We played elephant music. We played mouse music.
And soon after this, he wanted to go outside again, where he played with these:
You can see how tiny those flowers are- those are my fingers next to the yellow one. He found all these playthings himself. He examined them, and collected them, and brought them back to the house to play with some more.
Yes, he played with sticks. He chose small ones, in proportion to his body. I didn't stop him. He didn't hurt himself.
Thus we spent a whole morning, a two and a half year old and a lady who had been a total stranger at the start, with only one little moment of tearfulness and not a single whine.
And what does all this tell me, that can be useful to you?
It tells me that children respond to being treated with respect. That child didn't even want to look at me when he arrived. With respectful treatment that acknowledged his space and his needs and his feelings, by the end of the morning he was cuddling me fiercely and not wanting to leave!
It tells me that we have to have more confidence in young children. We don't have to constantly entertain them. We don't have to treat them as though they have no concept whatsoever of risk. We would be well advised to get them outdoors, tape our mouths shut and let them exercise their bodies, entertain themselves and develop their risk assessment skills even further.

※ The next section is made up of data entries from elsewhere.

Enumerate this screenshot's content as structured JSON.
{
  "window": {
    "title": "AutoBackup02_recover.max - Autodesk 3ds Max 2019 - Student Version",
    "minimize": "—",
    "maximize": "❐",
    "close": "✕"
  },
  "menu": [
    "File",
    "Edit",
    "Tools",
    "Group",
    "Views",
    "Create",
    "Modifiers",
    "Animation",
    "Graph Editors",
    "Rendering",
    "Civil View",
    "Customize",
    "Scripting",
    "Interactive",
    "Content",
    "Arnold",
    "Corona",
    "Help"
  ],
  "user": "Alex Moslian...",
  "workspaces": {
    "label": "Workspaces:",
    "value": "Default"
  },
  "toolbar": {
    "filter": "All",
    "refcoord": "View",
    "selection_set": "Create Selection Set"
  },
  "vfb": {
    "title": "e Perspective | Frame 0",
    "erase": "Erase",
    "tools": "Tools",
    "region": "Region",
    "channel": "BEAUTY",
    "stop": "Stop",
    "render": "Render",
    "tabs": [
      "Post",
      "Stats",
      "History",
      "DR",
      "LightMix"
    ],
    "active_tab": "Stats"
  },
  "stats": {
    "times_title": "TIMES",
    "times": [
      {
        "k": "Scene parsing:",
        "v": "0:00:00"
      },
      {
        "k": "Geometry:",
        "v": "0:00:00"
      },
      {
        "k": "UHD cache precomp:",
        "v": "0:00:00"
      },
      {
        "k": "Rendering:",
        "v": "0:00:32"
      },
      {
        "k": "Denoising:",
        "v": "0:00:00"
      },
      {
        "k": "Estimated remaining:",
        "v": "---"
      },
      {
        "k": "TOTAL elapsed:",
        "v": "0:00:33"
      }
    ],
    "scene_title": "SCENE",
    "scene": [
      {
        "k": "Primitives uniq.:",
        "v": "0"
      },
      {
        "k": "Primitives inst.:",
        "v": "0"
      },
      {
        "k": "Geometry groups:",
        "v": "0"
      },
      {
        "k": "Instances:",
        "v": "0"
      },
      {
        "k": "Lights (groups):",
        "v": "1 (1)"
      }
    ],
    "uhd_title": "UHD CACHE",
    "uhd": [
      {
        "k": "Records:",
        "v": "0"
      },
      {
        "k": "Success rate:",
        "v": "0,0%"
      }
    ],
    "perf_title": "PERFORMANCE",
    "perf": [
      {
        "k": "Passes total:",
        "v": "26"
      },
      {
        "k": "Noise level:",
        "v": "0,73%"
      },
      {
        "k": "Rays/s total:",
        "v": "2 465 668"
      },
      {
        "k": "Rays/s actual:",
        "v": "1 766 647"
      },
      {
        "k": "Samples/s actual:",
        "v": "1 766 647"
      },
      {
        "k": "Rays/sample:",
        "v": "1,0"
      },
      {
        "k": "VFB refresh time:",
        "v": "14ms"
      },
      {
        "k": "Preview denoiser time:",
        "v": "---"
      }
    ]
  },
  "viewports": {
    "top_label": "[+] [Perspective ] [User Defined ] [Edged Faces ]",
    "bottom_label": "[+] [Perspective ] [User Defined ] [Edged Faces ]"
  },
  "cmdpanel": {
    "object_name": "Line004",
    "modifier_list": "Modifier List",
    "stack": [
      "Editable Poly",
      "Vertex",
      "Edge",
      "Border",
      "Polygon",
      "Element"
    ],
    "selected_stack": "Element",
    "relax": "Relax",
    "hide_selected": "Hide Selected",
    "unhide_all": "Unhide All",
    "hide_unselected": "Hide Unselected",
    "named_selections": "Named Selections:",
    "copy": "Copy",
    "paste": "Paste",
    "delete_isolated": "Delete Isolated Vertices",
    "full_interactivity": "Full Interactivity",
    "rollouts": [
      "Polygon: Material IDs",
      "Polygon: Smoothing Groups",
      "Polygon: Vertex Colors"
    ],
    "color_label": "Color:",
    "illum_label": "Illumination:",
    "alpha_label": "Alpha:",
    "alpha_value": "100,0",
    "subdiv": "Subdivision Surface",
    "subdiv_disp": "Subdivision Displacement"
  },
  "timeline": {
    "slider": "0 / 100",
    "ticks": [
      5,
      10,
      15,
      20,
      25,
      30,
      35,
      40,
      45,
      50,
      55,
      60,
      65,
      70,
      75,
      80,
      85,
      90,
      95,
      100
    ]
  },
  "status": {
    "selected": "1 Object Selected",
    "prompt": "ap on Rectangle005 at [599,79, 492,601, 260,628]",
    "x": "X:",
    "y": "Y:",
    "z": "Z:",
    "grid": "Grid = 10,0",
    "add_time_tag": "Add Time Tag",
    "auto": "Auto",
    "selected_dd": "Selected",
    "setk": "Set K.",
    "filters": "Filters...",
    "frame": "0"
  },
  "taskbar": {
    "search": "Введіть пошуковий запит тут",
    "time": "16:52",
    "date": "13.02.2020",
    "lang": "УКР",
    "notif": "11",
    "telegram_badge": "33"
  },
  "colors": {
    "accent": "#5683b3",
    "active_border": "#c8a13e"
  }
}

It tells me that children don't need to be patronised. We would be well advised to give them access to adult tools now and then- carefully chosen, perhaps, but the real thing- tape our mouths shut and let them explore.
It tells me that the world outdoors is full of children's toys. We would be well advised to tape our wallets shut, stop buying brightly coloured plastic cr*p and stuff we think our children might want, and let our children find their own playthings. Toys that are, truly, their own choice.
Children are more capable than we think. And if we allow them the room, if we bite our tongues and give them some respect along with the boundaries, they will constantly surprise us with their ability to entertain themselves.